[You can hear Michael’s latest music here]
Music for teleworking during the COVID-19 pandemic
Jim Hall Meets Attila Zoller. Recorded in Studio 1 at NDR Funkhauses, Hannover: Jim Hall (guitar); Attila Zoller (guitar); Red Mitchell (bass); Daniel Humair (drums). This was released on the Guitar Masters: Live in Germany 1973 and 1980 DVD (the later session is an encounter with Zoller and Jimmy Raney). I first heard this recording on an old jazz blog, where someone had separated out the tracks and created their own album cover art. Hall and Zoller are a sublime combination; sometimes I hear them as one brilliant guitar. The highlight of this set is their performance of Zoller’s composition “Extension,” which is best known from Don Friedman’s brilliant album Metamorphosis.
Cannonball Adderley – “The Black Messiah”. Recorded live at The Troubadour in Los Angeles, California in 1971: Cannonball Adderley (alto saxophone); Nat Adderley (cornet); Roy McCurdy (drums); Walter Booker (bass); George Duke (electric piano); Airto Moreira (percussion), and other guests. This is a hot one, recorded at the onset of electric jazz-rock fusion. The Adderleys and Duke are well-matched, and sound like they’re enjoying themselves immensely. I’d put this one right up there with the music Lee Morgan, Donald Byrd, Woody Shaw, and Joe Henderson were making in the wake of Bitches Brew.
Ashanti Afrika Jah (aka Ashanti Afrika-Jah Int Band of Ghana)
1979 Nigerphone / Polygram Records Ltd. Nigeria. I first heard this band on the Nigeria 70: Lagos Jump, Original Heavyweight Afrobeat, Highlife & Afro-Funk compilation. The two guitars are so tonally different (one sharp and trebly, the other muted and syrupy) and panned apart, with the bass right in between. All three instruments weave separate arpeggiated patterns that vary in length from each other. The harmonized vocals are just lovely, and the drums propel it steadily forward. At times, their music feels like the most direct antecedent to what the Talking Heads were up to in a song like “Crosseyed and Painless,” along with the music of Fela Kuti and Tony Allen, Chief Commander Ebenezer Obey, and King Sunny Ade.
Georgia-Anne Muldrow (as Pattie Blingh and the Akebulan Five) – Sagala (2007). I learned of her through Mos Def. He puts it best: “She’s incredible. She’s like Flack, Nina Simone, Ella, she’s something else. She’s like religion. It’s heavy, vibrational music.

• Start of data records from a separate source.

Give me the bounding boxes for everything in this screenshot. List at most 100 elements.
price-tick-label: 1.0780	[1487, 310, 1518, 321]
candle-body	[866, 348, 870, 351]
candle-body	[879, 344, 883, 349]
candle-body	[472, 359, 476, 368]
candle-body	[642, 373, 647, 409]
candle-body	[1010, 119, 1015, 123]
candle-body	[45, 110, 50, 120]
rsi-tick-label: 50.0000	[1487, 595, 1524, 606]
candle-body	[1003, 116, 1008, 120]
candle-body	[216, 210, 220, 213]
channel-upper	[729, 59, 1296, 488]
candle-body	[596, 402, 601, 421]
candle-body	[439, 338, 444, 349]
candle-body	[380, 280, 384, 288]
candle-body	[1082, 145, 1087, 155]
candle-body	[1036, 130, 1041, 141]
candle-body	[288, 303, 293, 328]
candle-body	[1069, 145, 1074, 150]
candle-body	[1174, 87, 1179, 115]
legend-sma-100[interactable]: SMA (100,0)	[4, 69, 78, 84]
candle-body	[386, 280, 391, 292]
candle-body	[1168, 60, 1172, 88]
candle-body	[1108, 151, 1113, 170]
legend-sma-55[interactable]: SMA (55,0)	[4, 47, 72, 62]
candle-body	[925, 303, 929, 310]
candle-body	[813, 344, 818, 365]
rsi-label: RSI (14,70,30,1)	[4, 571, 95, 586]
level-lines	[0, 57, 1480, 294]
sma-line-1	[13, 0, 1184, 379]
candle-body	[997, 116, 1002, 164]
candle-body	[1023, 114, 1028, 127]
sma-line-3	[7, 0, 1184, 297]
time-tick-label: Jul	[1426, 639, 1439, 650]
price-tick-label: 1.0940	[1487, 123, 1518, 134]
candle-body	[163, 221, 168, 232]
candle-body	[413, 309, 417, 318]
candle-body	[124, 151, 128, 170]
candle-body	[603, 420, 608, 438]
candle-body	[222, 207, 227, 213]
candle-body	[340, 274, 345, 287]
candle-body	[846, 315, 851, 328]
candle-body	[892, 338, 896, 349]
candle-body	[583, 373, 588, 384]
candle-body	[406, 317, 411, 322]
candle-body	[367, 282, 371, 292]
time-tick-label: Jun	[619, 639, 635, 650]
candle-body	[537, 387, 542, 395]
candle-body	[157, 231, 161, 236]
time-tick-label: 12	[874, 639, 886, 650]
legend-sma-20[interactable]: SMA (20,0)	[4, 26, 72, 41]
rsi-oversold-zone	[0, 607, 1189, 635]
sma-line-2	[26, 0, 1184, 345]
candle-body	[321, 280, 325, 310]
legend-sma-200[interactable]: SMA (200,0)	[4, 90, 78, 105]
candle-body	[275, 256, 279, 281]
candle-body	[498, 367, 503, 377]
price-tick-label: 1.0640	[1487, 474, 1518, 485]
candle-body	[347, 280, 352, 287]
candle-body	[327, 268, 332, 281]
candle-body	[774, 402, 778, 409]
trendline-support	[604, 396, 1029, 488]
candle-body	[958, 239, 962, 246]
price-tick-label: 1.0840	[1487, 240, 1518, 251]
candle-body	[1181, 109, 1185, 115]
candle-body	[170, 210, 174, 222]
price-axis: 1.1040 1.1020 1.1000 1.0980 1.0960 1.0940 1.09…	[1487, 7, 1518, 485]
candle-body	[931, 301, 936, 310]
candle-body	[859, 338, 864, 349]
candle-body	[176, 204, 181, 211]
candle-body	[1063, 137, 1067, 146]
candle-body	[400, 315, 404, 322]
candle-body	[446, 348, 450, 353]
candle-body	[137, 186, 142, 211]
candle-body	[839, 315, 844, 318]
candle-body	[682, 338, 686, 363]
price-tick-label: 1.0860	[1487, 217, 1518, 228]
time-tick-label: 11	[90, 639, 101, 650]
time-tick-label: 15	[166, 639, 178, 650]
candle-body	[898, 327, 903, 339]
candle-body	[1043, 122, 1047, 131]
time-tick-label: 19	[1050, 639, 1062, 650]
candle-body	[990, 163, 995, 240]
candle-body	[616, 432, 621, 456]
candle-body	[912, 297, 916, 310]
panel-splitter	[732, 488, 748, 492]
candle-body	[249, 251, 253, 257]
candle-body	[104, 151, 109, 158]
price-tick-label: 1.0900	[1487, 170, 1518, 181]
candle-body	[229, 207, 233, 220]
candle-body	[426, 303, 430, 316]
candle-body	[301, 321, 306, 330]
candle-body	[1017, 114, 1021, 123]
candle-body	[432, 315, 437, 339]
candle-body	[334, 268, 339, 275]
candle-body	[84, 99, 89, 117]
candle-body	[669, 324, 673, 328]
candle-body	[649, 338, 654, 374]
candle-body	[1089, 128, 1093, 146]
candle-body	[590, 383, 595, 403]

I’ve never heard a human being sing like this. Her voice is wildly, finely expressive.” She is brilliant. I need to hear more of her music!
Hu Vibrational – Boonghee Music 1. Percussion masters Adam Rudolph and Hamid Drake have been friends since childhood, playing and recording together since the 70s (the 1978 Mandingo Griot Society is the earliest recording of them together I know of). Their music is such a warm and wonderful expression of their mutual love and respect. I got to see them perform as a duo in a small house party setting, and the Hu Vibrational recordings capture the joy and warmth. If you are feeling out of sorts, this music gets things flowing in the right way.
Kahil El’Zabar’s Ritual Trio w/ Billy Bang – Live At The River East Art Center. I was lucky enough to see this group on tour around this time. DC in the summertime, and the venue was hot and crowded: people were out of their seats and dancing, and in the end the band took the show out into the parking lot. I’d long given up on making music myself, but the day after this show I went to the music store and bought a bass. I was (and still am) profoundly moved and inspired by these musicians — especially the late Billy Bang. The songs on this record are tributes to bassist Malachi Favors, who had recently passed away. El’Zabar, Bang, and Favors first recorded together on the first Ritual Trio album from 1987, Another Kind Of Groove, which came out on the German label Sound Aspects. That one is hard to find; if you ever see a copy, let me know — I need one!